Comic Matt Fraction et Terry Dodson
Glénat (2022), 128p.+ cahier making-of de 40p., série en cours.
Les collected editions US aiment à mettre des bonus souvent assez sympa sur les premiers tomes… qui se réduisent généralement à de simples cahiers de couvertures alternatives sur les volumes suivants. Mais Matt Fraction et les Dodson ne sont pas des auteurs comme les autres. Ce sont des artisans amoureux du travail bien fait et de la cohérence d’un projet d’ensemble. Et le projet Adventureman, s’il ne révolutionne pas le genre (j’y reviens plus bas) comprend un travail de l’objet livre et sur le processus créatif du conte qui va jusqu’à conceptualiser la réalisation de l’ouvrage comme partie intégrante du récit. Je ne sais pas si cela est parfaitement conscient mais le soin et la profusion de détails de back-office apportés par les auteurs sont assez vertigineux au regard du récit lui-même. Personnellement je n’ai jamais vu cela hormis peut-être chez Marc-Antoine Mathieu. Les bonus du tome 1 étaient déjà impressionnants, ceux du présent volume auraient tout simplement pu faire l’objet d’un ouvrage à part entière. A moins de vingt euros le tome ça reste pour moi le summum éditorial depuis que je tiens ce blog et mériterait presque deux Calvin pour cela…
Merci aux éditions Glénat pour leur confiance.
Fort attendu, ce second opus des aventures de Claire Connell devait confirmer l’orientation vers l’une des deux tendances du précédent, à savoir développer le monde imaginaire d’Adventureman ou celui plus comédie de Claire. Commençons par une fort étrange césure entre les deux volumes puisque le premier chapitre (le cinq) conclut l’arc de la Baronne Bizarre et ses vils insectes sans transition, après le cliffhanger qui laissait entendre un début de bataille après le passage des méchants dans le monde réel. Las, les auteur nous déroulent très rapidement une conclusion un peu forcée à coups de Paf-Blam-Pop-Wizz qui voit certes se retrouver les deux tourtereaux imaginaires aidés par Claire mais reste difficilement lisible et terriblement frustrante. Surtout que l’album enchaîne sur un tout nouvel arc pratiquement pas relié au précédent.

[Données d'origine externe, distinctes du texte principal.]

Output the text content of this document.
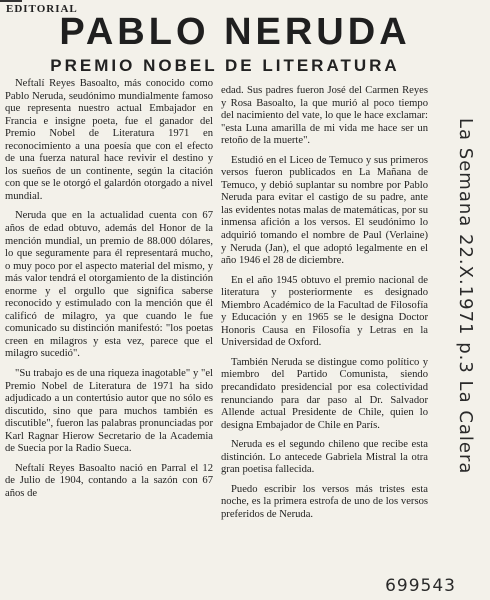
EDITORIAL
PABLO NERUDA
PREMIO NOBEL DE LITERATURA

Neftalí Reyes Basoalto, más conocido como Pablo Neruda, seudónimo mundialmente famoso que representa nuestro actual Embajador en Francia e insigne poeta, fue el ganador del Premio Nobel de Literatura 1971 en reconocimiento a una poesía que con el efecto de una fuerza natural hace revivir el destino y los sueños de un continente, según la citación con que se le otorgó el galardón otorgado a nivel mundial.

Neruda que en la actualidad cuenta con 67 años de edad obtuvo, además del Honor de la mención mundial, un premio de 88.000 dólares, lo que seguramente para él representará mucho, o muy poco por el aspecto material del mismo, y más valor tendrá el otorgamiento de la distinción enorme y el orgullo que significa saberse reconocido y estimulado con la mención que él calificó de milagro, ya que cuando le fue comunicado su distinción manifestó: "los poetas creen en milagros y esta vez, parece que el milagro sucedió".

"Su trabajo es de una riqueza inagotable" y "el Premio Nobel de Literatura de 1971 ha sido adjudicado a un contertúsio autor que no sólo es discutido, sino que para muchos también es discutible", fueron las palabras pronunciadas por Karl Ragnar Hierow Secretario de la Academia de Suecia por la Radio Sueca.

Neftalí Reyes Basoalto nació en Parral el 12 de Julio de 1904, contando a la sazón con 67 años de

edad. Sus padres fueron José del Carmen Reyes y Rosa Basoalto, la que murió al poco tiempo del nacimiento del vate, lo que le hace exclamar: "esta Luna amarilla de mi vida me hace ser un retoño de la muerte".

Estudió en el Liceo de Temuco y sus primeros versos fueron publicados en La Mañana de Temuco, y debió suplantar su nombre por Pablo Neruda para evitar el castigo de su padre, ante las evidentes notas malas de matemáticas, por su inmensa afición a los versos. El seudónimo lo adquirió tomando el nombre de Paul (Verlaine) y Neruda (Jan), el que adoptó legalmente en el año 1946 el 28 de diciembre.

En el año 1945 obtuvo el premio nacional de literatura y posteriormente es designado Miembro Académico de la Facultad de Filosofía y Educación y en 1965 se le designa Doctor Honoris Causa en Filosofía y Letras en la Universidad de Oxford.

También Neruda se distingue como político y miembro del Partido Comunista, siendo precandidato presidencial por esa colectividad renunciando para dar paso al Dr. Salvador Allende actual Presidente de Chile, quien lo designa Embajador de Chile en París.

Neruda es el segundo chileno que recibe esta distinción. Lo antecede Gabriela Mistral la otra gran poetisa fallecida.

Puedo escribir los versos más tristes esta noche, es la primera estrofa de uno de los versos preferidos de Neruda.

La Semana 22.X.1971 p.3 La Calera
699543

En effet, « Une féérie New-yorkaise » fait un peu office de Christmas special en introduisant le personnage du Duelliste, cow-boy chasseur de spectres qui se transmet la fonction de père en fils et va avoir besoin de l’aide de Claire et des fioles d’Adventureman pour enquêter sur une nouvelle menace pour notre réalité.
On peut dire que les difficultés narratives du premier tome se retrouvent ici et si les planches restent superbes on a parfois du mal à lire l’action qui fuse à toute allure. Jouant le chaud et le froid comme souvent dans la narration de comics, Matt Fraction nous empêche de pleinement profiter des promesses pulp, ne sachant jamais trop de quels pouvoirs est dotée claire et comment se lient le monde des histoires et le notre. Heureusement, la très charmante galerie de personnages et le peps des dialogues qui s’inspirent du grand cinéma de Billy Wilder nous maintiennent en éveil en nous disant à demi-mots de ne pas trop nous préoccuper du suivi d’une intrigue plus prétexte à des joutes de bons mots.
Au final ce second opus (qui semble indiquer qu’il faut s’attendre à une série d’aventures assez indépendantes plutôt qu’à une construction au long court) renonce définitivement à la grande aventure pulp pour assumer la comédie familiale et la romance adorable avec les yeux de biche de l’héroïne. Vous aurez bien sur un habillage fantastique fait de fantômes vert fluo mode Ghostbusters mais ce qui intéresse le plus les auteurs ce sont les promenades neigeuses dans Central Park et les dialogues à la mitraillette de la famille si spéciale des sœurs Connell. Selon ce que vous recherchez vous serez comblé ou frustré.